Alexander W. Davies (b. around 1837—died on March 14, 1900) lived in Cleveland, Ohio, where he worked as a clerk, car agent, and accountant for several railroad companies between 1863 and 1900.

On 18 June, 1867, Alexander Davies from Cleveland, Ohio, received a U.S. Patent 65883 for a slide bar adder, similar to the adding device of George Fowler, patented in 1863. The patent model of the device survived to our time and is kept now in the collection of National Museum of American History in Washington, D.C. He was a holder of two other US patents (US455197 and US456650) for inventions relating to recording the mileage travelled by railroad cars (car mileage register and report).

Davies’ Adding Machine

Alexander Davies Adding Machine
The Alexander Davies Adding Machine (© National Museum of American History, Washington, D.C.) The device is now kept at the National Museum of American History.

Alexander Davies’ adding machine is a metal, wood and paper instrument with overall measurements: 4 cm x 21 cm x 8.7 cm.

The device has five continuous endless chains (metal bands), thus corresponding with the rows of figures on the board, which are counted from the top downwards, as units, tens, hundreds, thousands, and tens of thousands, as indicated by the lettering between the opening in the right section of the cover or stop-plate J’.

How Did It Work?

Alexander Davies Adding Machine patent drawing
The patent drawing created for Alexander Davies’ adding machine.

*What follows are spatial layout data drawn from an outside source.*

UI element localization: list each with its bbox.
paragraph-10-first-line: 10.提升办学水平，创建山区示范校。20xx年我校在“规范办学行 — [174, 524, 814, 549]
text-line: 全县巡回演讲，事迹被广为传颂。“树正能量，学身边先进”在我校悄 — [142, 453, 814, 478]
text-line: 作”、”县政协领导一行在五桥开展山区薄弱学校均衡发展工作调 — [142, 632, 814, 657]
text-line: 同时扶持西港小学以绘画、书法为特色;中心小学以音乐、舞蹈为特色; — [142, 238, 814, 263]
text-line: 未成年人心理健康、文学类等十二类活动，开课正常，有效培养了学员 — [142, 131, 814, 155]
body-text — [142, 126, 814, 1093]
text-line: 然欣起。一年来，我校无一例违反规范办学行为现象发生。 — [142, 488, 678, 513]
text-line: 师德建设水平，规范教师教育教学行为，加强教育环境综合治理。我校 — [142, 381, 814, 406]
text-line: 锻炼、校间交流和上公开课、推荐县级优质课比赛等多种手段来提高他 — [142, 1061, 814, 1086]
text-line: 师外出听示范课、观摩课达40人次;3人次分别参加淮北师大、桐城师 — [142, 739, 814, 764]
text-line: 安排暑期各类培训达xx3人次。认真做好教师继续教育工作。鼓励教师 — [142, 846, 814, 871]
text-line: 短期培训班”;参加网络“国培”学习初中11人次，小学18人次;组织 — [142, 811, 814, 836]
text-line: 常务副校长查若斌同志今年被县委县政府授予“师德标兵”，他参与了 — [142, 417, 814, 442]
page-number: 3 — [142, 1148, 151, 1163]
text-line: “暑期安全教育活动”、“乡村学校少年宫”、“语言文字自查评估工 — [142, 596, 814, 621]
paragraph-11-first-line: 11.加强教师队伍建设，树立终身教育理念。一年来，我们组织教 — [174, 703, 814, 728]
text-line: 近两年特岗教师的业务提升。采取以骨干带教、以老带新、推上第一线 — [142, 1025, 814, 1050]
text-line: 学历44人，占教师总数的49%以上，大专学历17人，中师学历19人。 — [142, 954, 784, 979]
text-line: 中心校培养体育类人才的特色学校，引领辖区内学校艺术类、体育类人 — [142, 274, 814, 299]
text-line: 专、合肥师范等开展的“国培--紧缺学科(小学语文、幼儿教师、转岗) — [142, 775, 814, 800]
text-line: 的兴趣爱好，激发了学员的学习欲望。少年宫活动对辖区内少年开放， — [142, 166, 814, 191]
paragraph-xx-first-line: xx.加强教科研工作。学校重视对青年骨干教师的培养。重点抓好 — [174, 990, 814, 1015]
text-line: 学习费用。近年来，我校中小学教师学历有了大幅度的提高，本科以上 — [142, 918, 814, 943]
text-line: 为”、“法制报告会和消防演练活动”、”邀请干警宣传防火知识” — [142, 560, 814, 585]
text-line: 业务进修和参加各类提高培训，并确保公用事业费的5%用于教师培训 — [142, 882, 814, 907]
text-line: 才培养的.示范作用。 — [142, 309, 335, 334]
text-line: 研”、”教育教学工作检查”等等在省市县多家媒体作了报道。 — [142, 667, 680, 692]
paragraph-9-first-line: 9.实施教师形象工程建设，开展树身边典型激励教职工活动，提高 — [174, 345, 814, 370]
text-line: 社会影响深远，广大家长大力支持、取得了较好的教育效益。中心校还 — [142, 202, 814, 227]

The chains move in slots across a wooden frame, passing around the wheels and B’. Flat pieces of brass cover the top of the frame on the right and the left, keeping the bands in their slots. The chains (bands) are made up of small flat squares of metal, with nine squares silver-colored and the tenth one brass. Each square has a hole at the center for inserting a peg.

Strips of paper attached between the bands are numbered from 1 to 9. Moving a band to the right turns the corresponding wheel clockwise. The edge of this wheel, which is covered around the edge with a paper marked with the digits from 0 to 9, is visible through a window in the right piece of brass. The number shown increases as the wheel turns. A lever on the left side disengages (resets) the fourth and fifth columns.

The carry mechanism, activated when a wheel passes 9, was implemented by a pawl (marked with on the patent drawing), attached to a cam (marked with ), which engages in the notches of the wheel next in order, causing this wheel to move the distance of one link, adding one to the higher position.